Journey Through Time

By Sue

The One and Only Multnomah Falls

Actually, I was going to put up the view from Cape Horn. But, Bill and I ended up at Multnomah Falls, and well...how can I resist the jewel of Oregon waterfalls.

It was a lovely day today and I got into a royal snit because I've been looking forward to today to get out and about and one of our tires on the car decided to have a slow leak and because a bit of winter weather is on the horizon, a lot of people chose today to go get winter snow tires put on their car...and the wait to get our tire looked at was hours long. So, I thought we weren't going to get to take advantage of this lovely day, but we do have a pick-up, so we took it to Cape Horn and then down to the Bridge of the Gods and then back home via the Oregon side with a stop at the falls. Spoiled brat got her way. Hey, bad weather is coming...we won't be going ANYWHERE! Gotta take advantage. Bill was good with it all...so all is well. I might add that by changing cars and not knowing we would be at the falls, I didn't have my tripod. Rats.

And I learned a thing or two by looking up info on the Bridge of the Gods. And if you read Wild: From Lost to Found on the Pacific Crest Trail by Cheryl Strayed, which I highly recommend, you will see that this is where she ended her journey on the trail.
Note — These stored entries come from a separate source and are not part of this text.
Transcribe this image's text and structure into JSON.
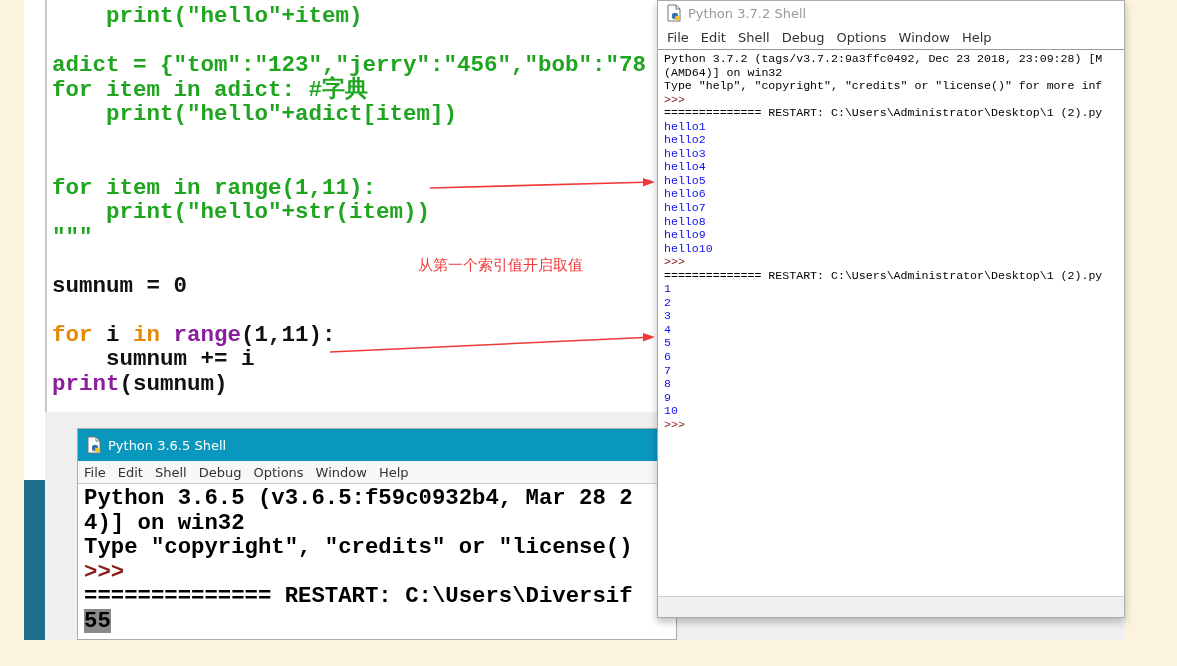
{
  "editor": {
    "lines": [
      {
        "kind": "code",
        "segments": [
          {
            "text": "    print(\"hello\"+item)",
            "kind": "string"
          }
        ]
      },
      {
        "kind": "blank"
      },
      {
        "kind": "code",
        "segments": [
          {
            "text": "adict = {\"tom\":\"123\",\"jerry\":\"456\",\"bob\":\"78",
            "kind": "string"
          }
        ]
      },
      {
        "kind": "code",
        "segments": [
          {
            "text": "for item in adict: #字典",
            "kind": "string"
          }
        ]
      },
      {
        "kind": "code",
        "segments": [
          {
            "text": "    print(\"hello\"+adict[item])",
            "kind": "string"
          }
        ]
      },
      {
        "kind": "blank"
      },
      {
        "kind": "blank"
      },
      {
        "kind": "code",
        "segments": [
          {
            "text": "for item in range(1,11):",
            "kind": "string"
          }
        ]
      },
      {
        "kind": "code",
        "segments": [
          {
            "text": "    print(\"hello\"+str(item))",
            "kind": "string"
          }
        ]
      },
      {
        "kind": "code",
        "segments": [
          {
            "text": "\"\"\"",
            "kind": "string"
          }
        ]
      },
      {
        "kind": "blank"
      },
      {
        "kind": "code",
        "segments": [
          {
            "text": "sumnum = 0",
            "kind": "plain"
          }
        ]
      },
      {
        "kind": "blank"
      },
      {
        "kind": "code",
        "segments": [
          {
            "text": "for",
            "kind": "keyword"
          },
          {
            "text": " i ",
            "kind": "plain"
          },
          {
            "text": "in ",
            "kind": "keyword"
          },
          {
            "text": "range",
            "kind": "builtin"
          },
          {
            "text": "(1,11):",
            "kind": "plain"
          }
        ]
      },
      {
        "kind": "code",
        "segments": [
          {
            "text": "    sumnum += i",
            "kind": "plain"
          }
        ]
      },
      {
        "kind": "code",
        "segments": [
          {
            "text": "print",
            "kind": "builtin"
          },
          {
            "text": "(sumnum)",
            "kind": "plain"
          }
        ]
      }
    ]
  },
  "annotation": {
    "text": "从第一个索引值开启取值"
  },
  "shell_372": {
    "title": "Python 3.7.2 Shell",
    "menu": [
      "File",
      "Edit",
      "Shell",
      "Debug",
      "Options",
      "Window",
      "Help"
    ],
    "lines": [
      {
        "text": "Python 3.7.2 (tags/v3.7.2:9a3ffc0492, Dec 23 2018, 23:09:28) [M",
        "kind": "banner"
      },
      {
        "text": "(AMD64)] on win32",
        "kind": "banner"
      },
      {
        "text": "Type \"help\", \"copyright\", \"credits\" or \"license()\" for more inf",
        "kind": "banner"
      },
      {
        "text": ">>>",
        "kind": "prompt"
      },
      {
        "text": "============== RESTART: C:\\Users\\Administrator\\Desktop\\1 (2).py",
        "kind": "banner"
      },
      {
        "text": "hello1",
        "kind": "stdout"
      },
      {
        "text": "hello2",
        "kind": "stdout"
      },
      {
        "text": "hello3",
        "kind": "stdout"
      },
      {
        "text": "hello4",
        "kind": "stdout"
      },
      {
        "text": "hello5",
        "kind": "stdout"
      },
      {
        "text": "hello6",
        "kind": "stdout"
      },
      {
        "text": "hello7",
        "kind": "stdout"
      },
      {
        "text": "hello8",
        "kind": "stdout"
      },
      {
        "text": "hello9",
        "kind": "stdout"
      },
      {
        "text": "hello10",
        "kind": "stdout"
      },
      {
        "text": ">>>",
        "kind": "prompt"
      },
      {
        "text": "============== RESTART: C:\\Users\\Administrator\\Desktop\\1 (2).py",
        "kind": "banner"
      },
      {
        "text": "1",
        "kind": "stdout"
      },
      {
        "text": "2",
        "kind": "stdout"
      },
      {
        "text": "3",
        "kind": "stdout"
      },
      {
        "text": "4",
        "kind": "stdout"
      },
      {
        "text": "5",
        "kind": "stdout"
      },
      {
        "text": "6",
        "kind": "stdout"
      },
      {
        "text": "7",
        "kind": "stdout"
      },
      {
        "text": "8",
        "kind": "stdout"
      },
      {
        "text": "9",
        "kind": "stdout"
      },
      {
        "text": "10",
        "kind": "stdout"
      },
      {
        "text": ">>>",
        "kind": "prompt"
      }
    ]
  },
  "shell_365": {
    "title": "Python 3.6.5 Shell",
    "menu": [
      "File",
      "Edit",
      "Shell",
      "Debug",
      "Options",
      "Window",
      "Help"
    ],
    "lines": [
      {
        "text": "Python 3.6.5 (v3.6.5:f59c0932b4, Mar 28 2",
        "kind": "banner",
        "selected": false
      },
      {
        "text": "4)] on win32",
        "kind": "banner",
        "selected": false
      },
      {
        "text": "Type \"copyright\", \"credits\" or \"license()",
        "kind": "banner",
        "selected": false
      },
      {
        "text": ">>>",
        "kind": "prompt",
        "selected": false
      },
      {
        "text": "============== RESTART: C:\\Users\\Diversif",
        "kind": "banner",
        "selected": false
      },
      {
        "text": "55",
        "kind": "banner",
        "selected": true
      }
    ]
  }
}
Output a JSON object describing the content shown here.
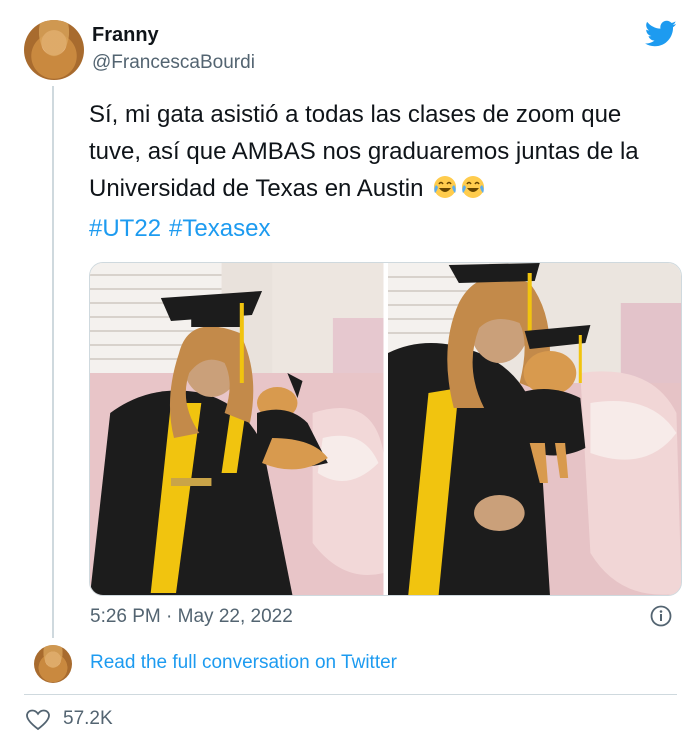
{
  "author": {
    "display_name": "Franny",
    "handle": "@FrancescaBourdi"
  },
  "tweet": {
    "text": "Sí, mi gata asistió a todas las clases de zoom que tuve, así que AMBAS nos graduaremos juntas de la Universidad de Texas en Austin",
    "emoji": [
      "face-with-tears-of-joy",
      "face-with-tears-of-joy"
    ],
    "hashtags": [
      "#UT22",
      "#Texasex"
    ]
  },
  "media": {
    "photos": [
      {
        "description_icon": "graduation-photo-with-cat"
      },
      {
        "description_icon": "graduation-photo-holding-cat"
      }
    ]
  },
  "meta": {
    "timestamp": "5:26 PM · May 22, 2022",
    "read_link": "Read the full conversation on Twitter",
    "likes": "57.2K"
  },
  "colors": {
    "accent": "#1d9bf0",
    "muted": "#536471",
    "border": "#cfd9de"
  }
}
The Bridge of the Gods was a natural dam created by the Bonneville Slide, a major landslide that dammed the Columbia River near present-day Cascade Locks, Oregon in the Pacific Northwest of the United States. The river eventually breached the bridge and washed much of it away, but the event is remembered in local legends of the Native Americans as the Bridge of the Gods.

Greenleaf Peak and the Bonneville landslide from Bonneville Dam
The Bridge of the Gods is also the name of a modern manmade bridge, the Bridge of the Gods, across the Columbia River between Oregon and Washington.Interpretations of the age of the Bonneville landslide have evolved as more investigators have studied it and as more modern dating techniques have become available. Early work based on dendrochronology and radiocarbon dating suggested the landslide occurred between 1060 and 1180 or between 1250 and 1280. The year 1100 A.D. has often been cited as the date of the Bonneville landslide. More recent work using radiocarbon dating and lichenometry has suggested dates between 1500 and 1760 or between 1670 and 1760.[1][2] These younger radiocarbon ages permitted a possible a link to the 1700 Cascadia earthquake.[3][4] However, more recent investigations using radiocarbon dating and dendrochronology show the landslide occurred around 1450, more than two centuries before the great earthquake[5][6]
The Bonneville landslide sent a large amount of debris south from Table Mountain and Greenleaf Peak, covering more than 5.5 square miles (14 km2). The debris slid into the Columbia Gorge close to modern-day Cascade Locks, Oregon, blocking the Columbia River with a natural dam approximately 200 feet (61 m) high and 3.5 miles (5.6 km) long. The impounded river formed a lake and drowned a forest of trees for about 35 miles (56 km). Native Americans may have been able to cross the river on the dam or, as their oral histories say, a bridge. Although no one knows how long it took, the Columbia River eventually broke through the dam and washed away most of the debris, forming the Cascade Rapids.[4] Geologists have determined that debris from several distinct landslides in the same area overlap, forming what is called the Cascades landslide complex. The Bonneville landslide was the most recent, and perhaps the largest landslide of the complex. Understanding the nature of the landslide complex and mapping the lobes of individual landslide events was done during the 1960s and 1970s. The composite nature of the landslide complex may explain the early discrepancies between date estimates of the Bonneville Landslide.[6]